13歳の時に両親を亡くし、すぐに象牙パイプ職人として丁稚奉公に出て、その後はパイプ一筋の現場を歩いてきました。父は、象牙パイプ(シガレットホルダー)からブライヤーパイプまでたばこを喫煙する道具奈良何でも作ってきました。我々や職人達には「職方商人」の精神を残して行ってくれたと思います。
父とのエピソード
1970年代のパイプブームの真っ最中に、父とイタリアのリボルノにブライヤー原材料の買い付けに行った時のこと。当時キング・オフ・ブライヤーと呼ばれていたドイツ系イタリア人オットーブライウン氏とブライヤーエボーションの買い付けの商談をしました。1960年代70年代イタリアのあまたいる材料屋の中では断トツの在庫量を持っており、安い値段で大量に買うにはこの会社しかなかった。オーットー氏には2人の息子がいて、彼らもいての商談の場だった。こちらは私と父に母の3名でした。当時は柘製作所は工場を千住から浅草に移し、イタリアから最新式のパイプ製作機械類がセットで入ってきた時で、国内はもとよりベトナム輸出やアメリカ兵のお土産用パイプ等大量にパイプを作っていた時代だった。当然ブライヤー原材料の買い付け数量も増えてきたので、新しいブライヤー材料取引先を探していました。
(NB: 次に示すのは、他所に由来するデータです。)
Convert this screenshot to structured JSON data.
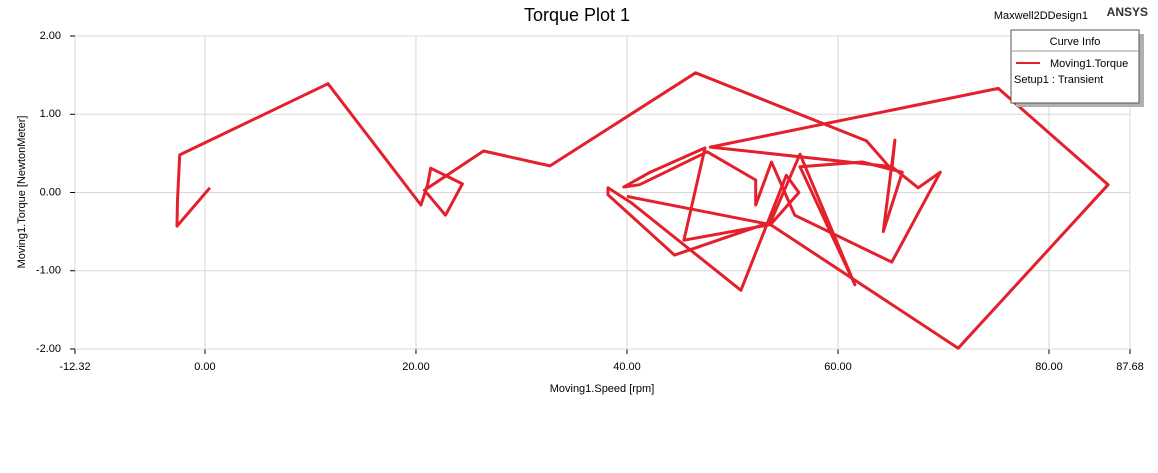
{
  "chart_data": {
    "type": "line",
    "title": "Torque Plot 1",
    "design": "Maxwell2DDesign1",
    "brand": "ANSYS",
    "x_label": "Moving1.Speed [rpm]",
    "y_label": "Moving1.Torque [NewtonMeter]",
    "legend_title": "Curve Info",
    "xlim": [
      -12.32,
      87.68
    ],
    "ylim": [
      -2,
      2
    ],
    "xticks": [
      {
        "value": -12.32,
        "label": "-12.32"
      },
      {
        "value": 0,
        "label": "0.00"
      },
      {
        "value": 20,
        "label": "20.00"
      },
      {
        "value": 40,
        "label": "40.00"
      },
      {
        "value": 60,
        "label": "60.00"
      },
      {
        "value": 80,
        "label": "80.00"
      },
      {
        "value": 87.68,
        "label": "87.68"
      }
    ],
    "yticks": [
      {
        "value": 2,
        "label": "2.00"
      },
      {
        "value": 1,
        "label": "1.00"
      },
      {
        "value": 0,
        "label": "0.00"
      },
      {
        "value": -1,
        "label": "-1.00"
      },
      {
        "value": -2,
        "label": "-2.00"
      }
    ],
    "grid": true,
    "x": [
      0.47,
      -2.65,
      -2.6,
      -2.4,
      11.66,
      20.47,
      21.1,
      21.4,
      24.4,
      22.8,
      20.8,
      26.4,
      32.7,
      46.5,
      62.7,
      65.1,
      65.4,
      64.3,
      66.1,
      62.3,
      56.4,
      61.6,
      56.4,
      53.6,
      44.5,
      38.2,
      38.2,
      40.4,
      50.8,
      55.1,
      56.3,
      53.6,
      45.4,
      47.4,
      42.2,
      39.7,
      41.2,
      47.6,
      52.2,
      52.2,
      53.7,
      55.9,
      65.1,
      69.7,
      67.6,
      65.1,
      47.9,
      75.2,
      85.6,
      71.4,
      53.6,
      40.0
    ],
    "series": [
      {
        "name": "Moving1.Torque",
        "setup": "Setup1 : Transient",
        "color": "#e3202c",
        "values": [
          0.06,
          -0.43,
          -0.1,
          0.48,
          1.39,
          -0.16,
          0.1,
          0.31,
          0.11,
          -0.29,
          0.03,
          0.53,
          0.34,
          1.53,
          0.66,
          0.29,
          0.67,
          -0.5,
          0.26,
          0.39,
          0.33,
          -1.18,
          0.49,
          -0.38,
          -0.8,
          -0.03,
          0.06,
          -0.13,
          -1.25,
          0.22,
          0.0,
          -0.41,
          -0.61,
          0.57,
          0.26,
          0.07,
          0.1,
          0.52,
          0.16,
          -0.16,
          0.39,
          -0.29,
          -0.89,
          0.26,
          0.06,
          0.33,
          0.58,
          1.33,
          0.1,
          -1.99,
          -0.41,
          -0.05
        ]
      }
    ]
  }
}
彼らと商談が始まり、しばらくすると父が大きな声で「恭三郎!話にならない、帰るぞ」言って席を立とうとしました。私も母も、もちろん彼らも驚き全員が僕の顔を見た。父に理由を聞くと「この会社はブライヤーを金儲けの道具としか考えていない、そんなところとは取引したくない、時間の無駄だ」ということで事務所を出ることにしました。
私は「商売だからいいじゃないですか、いい材料を大量に安く買えることができれば、それでいい、いくら人間的に我々とそりが合わなくても構わない」というようなことを父に言いました。しかし、納得してくれず、そこから引き揚げたことを覚えています。ホテルに帰ってから「商売のやり取りを聞いていると、腹が立ってきたんだ。ブライヤーに食わしてもらっている感謝の念が無い」というようなこと答えた覚えがある。30歳前の私は変わった頑固な親父だからしょうがない、と思うしかなかった。
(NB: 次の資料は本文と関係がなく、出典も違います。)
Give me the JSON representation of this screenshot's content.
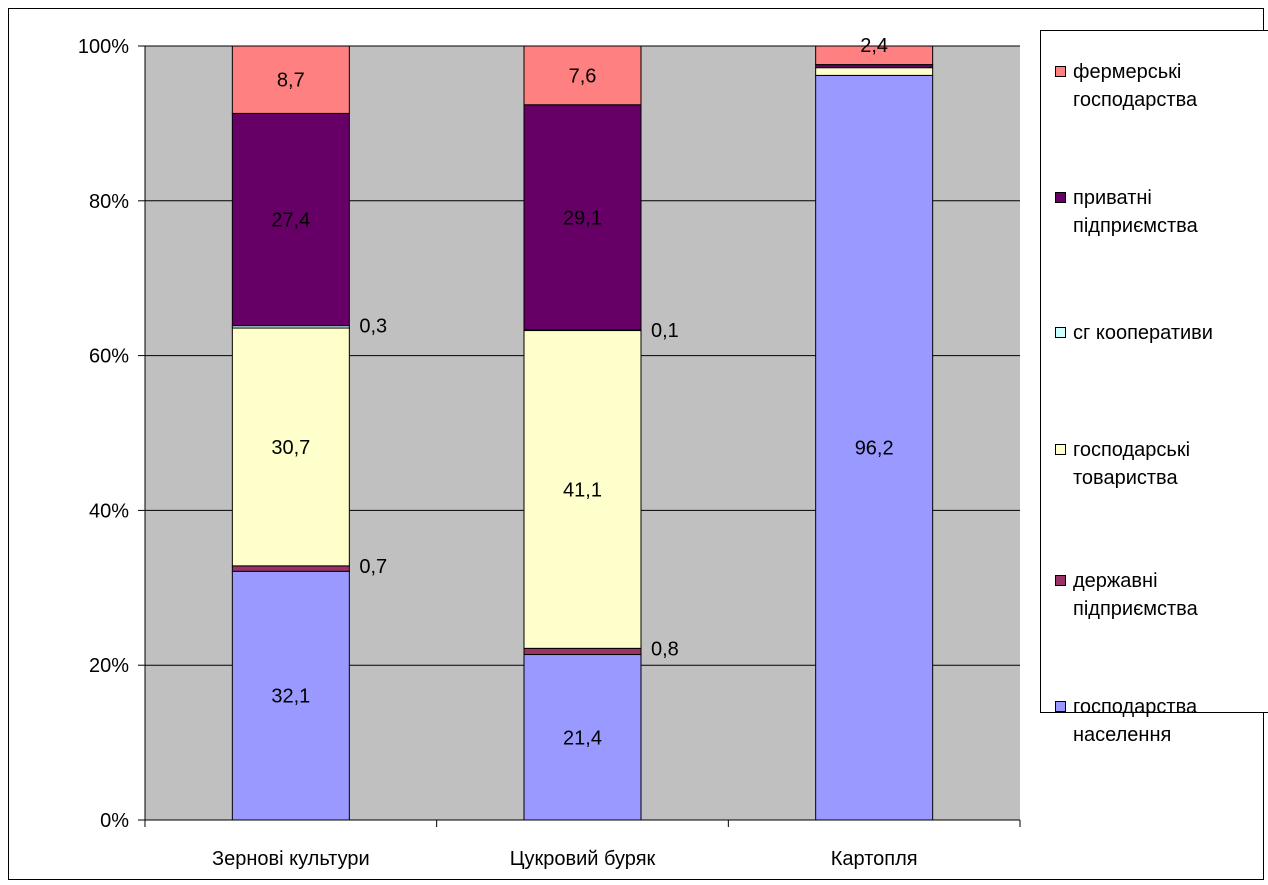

ブライヤーの材料はイタリアの南端のレジョカラブリアやスペインのカタロニアから順調に入ってきているので、それほど切羽詰まった商談でもなかったので、私も商談が成立しなくてもいいと思っていました。父が絶対に買いたくないというのだからしょうがない。
1980年に入って、オットー氏の会社は潰れてしまいました。きっと、彼も当時会社の経営が思わしくなかったので、何としても売りたかったのだろう。その結果、商談にも齟齬をきたしたのだと思います。父はその経営のおもわしくない会社の内容を臭ぎ取ったのかもしれない。それにしても、ブライヤーに感謝していないとは明治生まれの職人らしい。
10月後半から11月中旬までは展示会、海外出張、全日本パイプスモーキング大会、多数の外国からのお客様等で時間が取れませんでした。やっとここでブログに書けることができました。